Anavex sinks after pulling Alzheimer's filing in EU
Shares in Anavex Life Sciences lost more than a third of their value today after the company abandoned a filing for its Alzheimer's disease therapy, blarcamesine, in the EU.
The New York biotech said it had withdrawn the marketing authorisation application (MAA) for the drug as an add-on to current therapies for Alzheimer's, such as cholinesterase inhibitors, that work by boosting neurotransmitter function.
Shares fell 35% after it revealed that feedback from the EMA's human medicines committee, the CHMP, had made it clear that it was unprepared to deliver a positive opinion recommending blarcamesine for EU approval as a treatment for early-stage Alzheimer's.
The panel said it was minded to turn down the application last year, after which Anavex requested a re-examination, limiting the scope of the MAA to people who do not have a mutation in the SIGMAR1 gene, a group that appeared to have strong responses to the treatment in the clinical trial filed in support of the filing.
Blarcamesine's mechanism is thought to lie in activation of the sigma-1 receptor protein, which the company has claimed can help preserve neuronal viability and reduce the formation of amyloid plaques and tau tangles, two histological hallmarks of Alzheimer's.
The CHMP concluded that the study failed to demonstrate the effectiveness of blarcamesine, for the total study population as well as those without SIGMA1R mutations, and had methodological issues which raised concerns about the validity of the results.

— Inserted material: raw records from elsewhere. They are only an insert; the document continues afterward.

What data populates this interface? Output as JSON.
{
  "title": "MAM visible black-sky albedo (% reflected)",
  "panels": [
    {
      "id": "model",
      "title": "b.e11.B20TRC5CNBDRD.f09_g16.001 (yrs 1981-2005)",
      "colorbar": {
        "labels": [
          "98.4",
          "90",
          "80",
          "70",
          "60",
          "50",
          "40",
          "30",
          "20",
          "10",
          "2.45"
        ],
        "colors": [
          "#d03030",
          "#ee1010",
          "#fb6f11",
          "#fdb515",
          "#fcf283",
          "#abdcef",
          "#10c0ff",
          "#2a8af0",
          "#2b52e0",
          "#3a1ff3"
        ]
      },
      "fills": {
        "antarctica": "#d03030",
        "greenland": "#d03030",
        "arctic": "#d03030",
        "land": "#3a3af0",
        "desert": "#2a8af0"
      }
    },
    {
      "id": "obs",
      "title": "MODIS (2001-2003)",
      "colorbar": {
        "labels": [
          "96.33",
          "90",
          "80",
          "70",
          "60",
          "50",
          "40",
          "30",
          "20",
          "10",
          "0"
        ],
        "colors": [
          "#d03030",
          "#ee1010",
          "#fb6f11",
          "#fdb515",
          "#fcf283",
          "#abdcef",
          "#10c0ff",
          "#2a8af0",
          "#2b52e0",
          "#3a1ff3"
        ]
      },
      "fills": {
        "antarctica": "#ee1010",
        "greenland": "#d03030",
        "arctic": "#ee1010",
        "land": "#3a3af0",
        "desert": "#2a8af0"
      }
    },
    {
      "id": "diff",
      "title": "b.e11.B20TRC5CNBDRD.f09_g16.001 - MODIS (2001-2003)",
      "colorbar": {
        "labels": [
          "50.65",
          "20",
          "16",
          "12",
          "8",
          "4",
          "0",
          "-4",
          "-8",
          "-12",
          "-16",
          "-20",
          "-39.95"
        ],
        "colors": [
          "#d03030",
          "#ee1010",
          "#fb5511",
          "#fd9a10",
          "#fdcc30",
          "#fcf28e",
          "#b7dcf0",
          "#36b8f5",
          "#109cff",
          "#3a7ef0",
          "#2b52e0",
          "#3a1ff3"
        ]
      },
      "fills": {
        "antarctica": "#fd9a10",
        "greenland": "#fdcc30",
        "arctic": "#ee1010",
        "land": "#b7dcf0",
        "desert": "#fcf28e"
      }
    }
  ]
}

It also said the way side effect data were collected did not allow sufficient characterisation of the safety profile of the drug, and was concerned that the provided quality data made it impossible to rule out the formation of nitrosamine impurities that could potentially cause cancer.
In a statement, Anavex said it "remains committed to the ongoing clinical development of blarcamesine and to advancing potential therapeutic options addressing the significant unmet medical needs of patients living with early Alzheimer's disease."

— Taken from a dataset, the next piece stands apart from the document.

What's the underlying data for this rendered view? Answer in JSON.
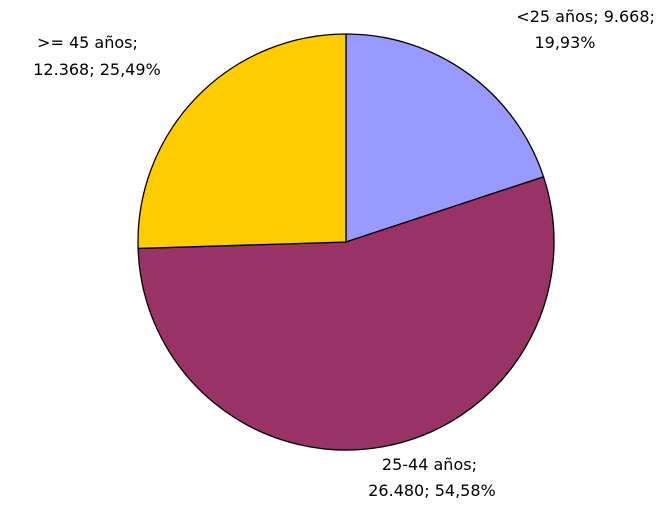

The company also said it would consider the feedback provided by the CHMP and "focus on gathering additional data and conducting further analyses to address the points raised." In January, it said a meeting with the FDA about a possible filing had resulted in "constructive feedback" from the US regulator.
Anavex also tried to develop blarcamesine as a treatment for children with Rett syndrome – a devastating neurological disorder caused by mutations in the MECP2 gene found on the X chromosome – but a negative trial in 2024 prompted the company to prioritise the Alzheimer's programme.